Flyadeal on July 7 announced “significant growth to its fleet, with an order for 30 A320neo aircraft, and options for a further 20. This order will result in [our] operating an all-Airbus A320 fleet in the future. Deliveries of the Flyadeal aircraft will commence in 2021.” The press release did not refer to Boeing.
“[We have] nothing to add to our press release on [the] fleet,” CEO Con Korfiatis told AIN on July 9.
In November, Lion Air Flight 610 crashed into the sea off Indonesia, while in March, Ethiopian Airlines Flight 302 crashed six minutes after takeoff from Bole International Airport, Addis Ababa. The two crashes resulted in 346 fatalities. The entire global 737 Max fleet was grounded three days later, when the U.S. Federal Aviation Administration became the last national agency to approve suspension of flights, due to concerns over the design of the aircraft’s Maneuvering Characteristics Augmentation System (MCAS).

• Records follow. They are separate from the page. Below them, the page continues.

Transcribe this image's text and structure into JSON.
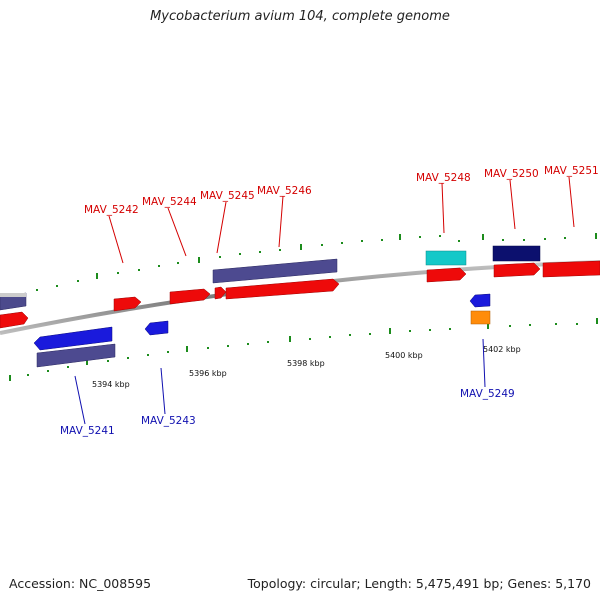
{
  "title": "Mycobacterium avium 104, complete genome",
  "footer": {
    "accession": "Accession: NC_008595",
    "summary": "Topology: circular; Length: 5,475,491 bp; Genes: 5,170"
  },
  "colors": {
    "forward_label": "#d40000",
    "reverse_label": "#1010b0",
    "backbone": "#8a8a8a",
    "tick": "#1c8c1c"
  },
  "scale_labels": [
    "5394 kbp",
    "5396 kbp",
    "5398 kbp",
    "5400 kbp",
    "5402 kbp"
  ],
  "genes": [
    {
      "id": "MAV_5241",
      "strand": "reverse",
      "label_color": "blue"
    },
    {
      "id": "MAV_5242",
      "strand": "forward",
      "label_color": "red"
    },
    {
      "id": "MAV_5243",
      "strand": "reverse",
      "label_color": "blue"
    },
    {
      "id": "MAV_5244",
      "strand": "forward",
      "label_color": "red"
    },
    {
      "id": "MAV_5245",
      "strand": "forward",
      "label_color": "red"
    },
    {
      "id": "MAV_5246",
      "strand": "forward",
      "label_color": "red"
    },
    {
      "id": "MAV_5248",
      "strand": "forward",
      "label_color": "red"
    },
    {
      "id": "MAV_5249",
      "strand": "reverse",
      "label_color": "blue"
    },
    {
      "id": "MAV_5250",
      "strand": "forward",
      "label_color": "red"
    },
    {
      "id": "MAV_5251",
      "strand": "forward",
      "label_color": "red"
    }
  ]
}
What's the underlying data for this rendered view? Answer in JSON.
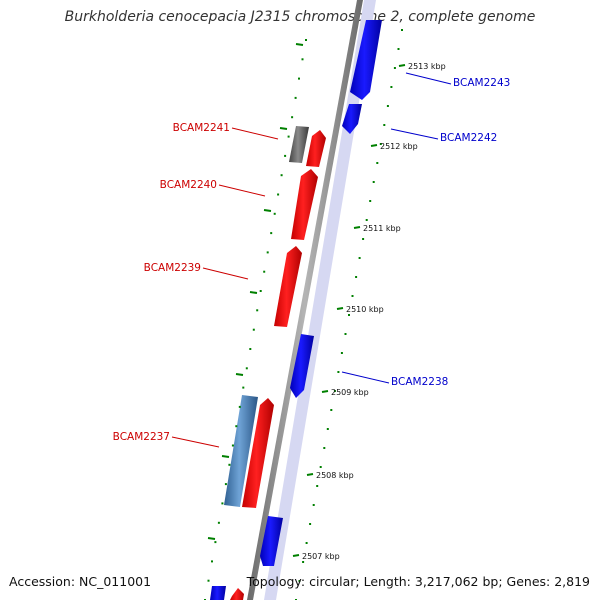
{
  "title": "Burkholderia cenocepacia J2315 chromosome 2, complete genome",
  "footer": {
    "accession": "Accession: NC_011001",
    "info": "Topology: circular; Length: 3,217,062 bp; Genes: 2,819"
  },
  "colors": {
    "forward_gene": "#ff0000",
    "reverse_gene": "#0000ff",
    "pseudo_gene": "#666666",
    "rna_gene": "#4f85c0",
    "backbone": "#888888",
    "tick": "#008000",
    "label_forward": "#cc0000",
    "label_reverse": "#0000cc"
  },
  "scale_ticks": [
    {
      "label": "2513 kbp"
    },
    {
      "label": "2512 kbp"
    },
    {
      "label": "2511 kbp"
    },
    {
      "label": "2510 kbp"
    },
    {
      "label": "2509 kbp"
    },
    {
      "label": "2508 kbp"
    },
    {
      "label": "2507 kbp"
    }
  ],
  "gene_labels": [
    {
      "name": "BCAM2243",
      "strand": "reverse"
    },
    {
      "name": "BCAM2242",
      "strand": "reverse"
    },
    {
      "name": "BCAM2241",
      "strand": "forward"
    },
    {
      "name": "BCAM2240",
      "strand": "forward"
    },
    {
      "name": "BCAM2239",
      "strand": "forward"
    },
    {
      "name": "BCAM2238",
      "strand": "reverse"
    },
    {
      "name": "BCAM2237",
      "strand": "forward"
    }
  ]
}
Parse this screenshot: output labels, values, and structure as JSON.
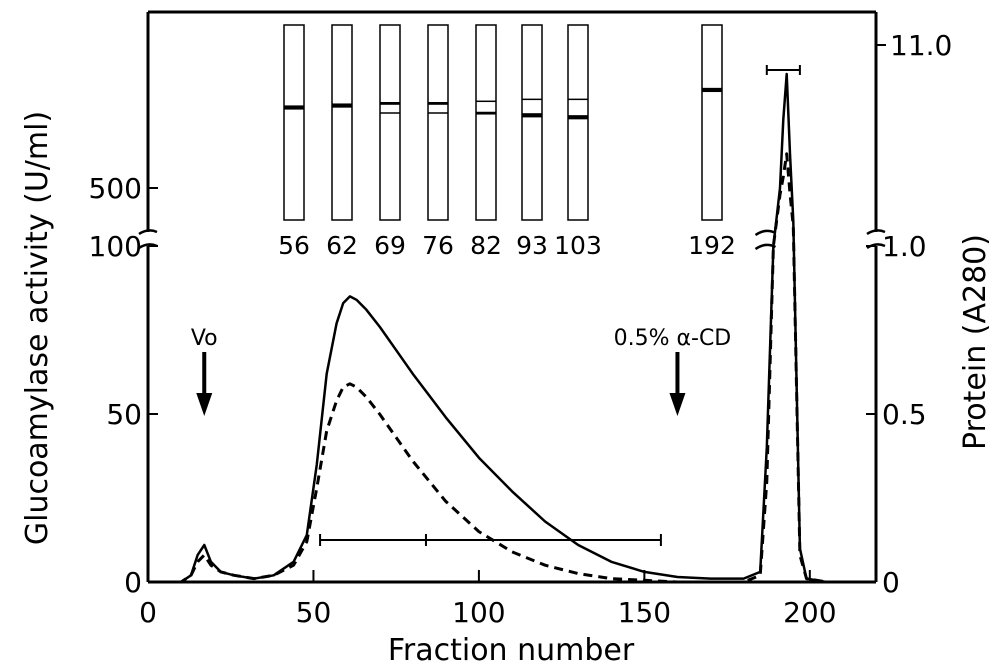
{
  "chart_data": {
    "type": "line",
    "xlabel": "Fraction number",
    "ylabel_left": "Glucoamylase activity (U/ml)",
    "ylabel_right": "Protein (A280)",
    "x_ticks": [
      "0",
      "50",
      "100",
      "150",
      "200"
    ],
    "y_left_ticks_lower": [
      "0",
      "50",
      "100"
    ],
    "y_left_ticks_upper": [
      "500"
    ],
    "y_right_ticks_lower": [
      "0",
      "0.5",
      "1.0"
    ],
    "y_right_ticks_upper": [
      "11.0"
    ],
    "xlim": [
      0,
      220
    ],
    "ylim_left_lower": [
      0,
      100
    ],
    "ylim_right_lower": [
      0,
      1.0
    ],
    "y_axes_broken": true,
    "series": [
      {
        "style": "solid",
        "x": [
          0,
          10,
          13,
          15,
          17,
          19,
          22,
          26,
          32,
          38,
          44,
          48,
          51,
          54,
          57,
          59,
          61,
          63,
          66,
          70,
          75,
          80,
          90,
          100,
          110,
          120,
          130,
          140,
          150,
          160,
          170,
          180,
          185,
          187,
          189,
          191,
          192,
          193,
          194,
          195,
          197,
          199,
          205,
          215
        ],
        "y": [
          0,
          0,
          2,
          8,
          11,
          6,
          3,
          2,
          1,
          2,
          6,
          14,
          35,
          62,
          77,
          83,
          85,
          84,
          81,
          76,
          69,
          62,
          49,
          37,
          27,
          18,
          11,
          6,
          3,
          1.5,
          1,
          1,
          3,
          40,
          100,
          500,
          620,
          700,
          560,
          200,
          10,
          1,
          0,
          0
        ]
      },
      {
        "style": "dashed",
        "x": [
          0,
          10,
          13,
          15,
          17,
          19,
          22,
          26,
          32,
          38,
          44,
          48,
          51,
          54,
          57,
          59,
          61,
          63,
          66,
          70,
          75,
          80,
          90,
          100,
          110,
          120,
          130,
          140,
          150,
          160,
          170,
          180,
          185,
          187,
          189,
          191,
          192,
          193,
          194,
          195,
          197,
          199,
          205,
          215
        ],
        "y": [
          0,
          0,
          2,
          6,
          8,
          5,
          3,
          2,
          1,
          2,
          5,
          12,
          28,
          45,
          54,
          58,
          59,
          58,
          55,
          50,
          43,
          36,
          24,
          15,
          9,
          5,
          2.5,
          1,
          0.5,
          0,
          0,
          0,
          2,
          30,
          100,
          440,
          520,
          560,
          450,
          150,
          8,
          1,
          0,
          0
        ]
      }
    ],
    "annotations": [
      {
        "text": "Vo",
        "x": 17
      },
      {
        "text": "0.5% α-CD",
        "x": 160
      }
    ],
    "pooled_range": {
      "from": 52,
      "to": 155,
      "mid": 84
    },
    "upper_pooled_range": {
      "from": 187,
      "to": 197
    },
    "gel_lanes": [
      {
        "label": "56",
        "bands": [
          {
            "pos": 0.42,
            "strength": 3
          }
        ]
      },
      {
        "label": "62",
        "bands": [
          {
            "pos": 0.41,
            "strength": 3
          }
        ]
      },
      {
        "label": "69",
        "bands": [
          {
            "pos": 0.4,
            "strength": 2
          },
          {
            "pos": 0.45,
            "strength": 1
          }
        ]
      },
      {
        "label": "76",
        "bands": [
          {
            "pos": 0.4,
            "strength": 2
          },
          {
            "pos": 0.45,
            "strength": 1
          }
        ]
      },
      {
        "label": "82",
        "bands": [
          {
            "pos": 0.39,
            "strength": 1
          },
          {
            "pos": 0.45,
            "strength": 2
          }
        ]
      },
      {
        "label": "93",
        "bands": [
          {
            "pos": 0.38,
            "strength": 1
          },
          {
            "pos": 0.46,
            "strength": 3
          }
        ]
      },
      {
        "label": "103",
        "bands": [
          {
            "pos": 0.38,
            "strength": 1
          },
          {
            "pos": 0.47,
            "strength": 3
          }
        ]
      },
      {
        "label": "192",
        "bands": [
          {
            "pos": 0.33,
            "strength": 3
          }
        ]
      }
    ]
  }
}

Earlier this year, Flyadeal threatened to cancel an order for the 30 Boeing 737 Max 8s if clarity were not forthcoming on the status of the order with Boeing, when the groundings would end, and how updated software changes would restore the aircraft to airworthiness. On April 30, Korfiatis told AIN that a decision on whether to proceed with the Boeing order was “imminent.”
Flyadeal’s parent was quick to come to its aid in the midst of the uncertainty. SAA announced June 18 at the Paris Airshow that it had “reached an agreement to expand its existing purchase of A320 aircraft from 35 to 100 aircraft comprising a firm order of 65 [of the] A320neo family, plus options for a further 35.”
Boeing has almost 400 Max aircraft scheduled for delivery in the Middle East. “Boeing is proud of its seven-decade-long partnership with Saudi Arabia’s aviation industry and we wish the Flyadeal team well as it builds out its operations,” a Dubai-based Boeing spokesperson told AIN. “Our team continues to focus on safely returning the 737 Max to service and resuming deliveries of Max airplanes.”
Another major Middle East LCC hit by the grounding of the 737 Max, Flydubai, said in late April it might consider Airbus orders in future, even though it has operated a Boeing-only narrowbody fleet to date.
The FAA said June 26 it was “following a thorough process, not a prescribed timeline, for returning the Boeing 737 Max to passenger service.” On July 3, Boeing pledged $100 million in funds to address the family and community needs of those affected by the “tragic accidents” involving the two aircraft. Also June 26, the OEM conceded that the FAA had “identified an additional requirement during simulator sessions reviewing specific flight conditions and scenarios” that it would have to address.